For pointers to structs, Zig allows field access through the pointer. This is equivalent in meaning to accessing the field of the pointed-to struct.

For plain values, dereferencing is explicit:

```zig
p.*
```

For struct fields, the convenient form is used:

```zig
p.x
```

A pointer must point to valid storage. It is an error to keep a pointer to a local variable after that variable is gone.

```zig
fn bad() *i32 {
    var x: i32 = 10;
    return &x; // invalid idea
}
```

The variable `x` belongs to the function call. When the function returns, `x` no longer exists. A pointer to it would be useless and dangerous.

Zig makes many such errors visible. But pointers still require care. They are addresses. They depend on the lifetime, alignment, and mutability of the storage they refer to.

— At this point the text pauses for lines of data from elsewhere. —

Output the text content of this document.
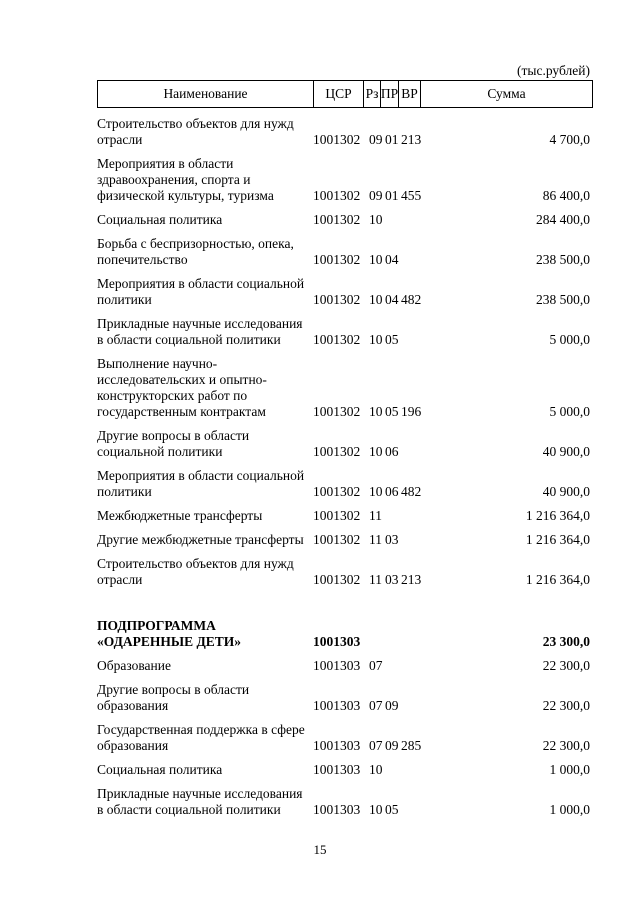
(тыс.рублей)
Наименование	ЦСР	Рз ПР ВР	Сумма
Строительство объектов для нужд
отрасли	1001302 09 01 213	4 700,0
Мероприятия в области
здравоохранения, спорта и
физической культуры, туризма	1001302 09 01 455	86 400,0
Социальная политика	1001302 10	284 400,0
Борьба с беспризорностью, опека,
попечительство	1001302 10 04	238 500,0
Мероприятия в области социальной
политики	1001302 10 04 482	238 500,0
Прикладные научные исследования
в области социальной политики	1001302 10 05	5 000,0
Выполнение научно-
исследовательских и опытно-
конструкторских работ по
государственным контрактам	1001302 10 05 196	5 000,0
Другие вопросы в области
социальной политики	1001302 10 06	40 900,0
Мероприятия в области социальной
политики	1001302 10 06 482	40 900,0
Межбюджетные трансферты	1001302 11	1 216 364,0
Другие межбюджетные трансферты 1001302 11 03	1 216 364,0
Строительство объектов для нужд
отрасли	1001302 11 03 213	1 216 364,0
ПОДПРОГРАММА
«ОДАРЕННЫЕ ДЕТИ»	1001303	23 300,0
Образование	1001303 07	22 300,0
Другие вопросы в области
образования	1001303 07 09	22 300,0
Государственная поддержка в сфере
образования	1001303 07 09 285	22 300,0
Социальная политика	1001303 10	1 000,0
Прикладные научные исследования
в области социальной политики	1001303 10 05	1 000,0
15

The simplest rule is this: use a pointer only while the pointed-to value is still alive, and write through it only when the pointed-to value is mutable.

Exercise 5-1. Write a function `zero` that takes `*i32` and sets the pointed-to value to zero.

Exercise 5-2. Write a function `swap` that takes two `*i32` values and exchanges the integers they point to.

Exercise 5-3. Declare a `const i32`, take its address, and try to modify it through the pointer. Read the compiler error.

Exercise 5-4. Define a `Rectangle` struct with `width` and `height`, then write a function that doubles both fields through a pointer.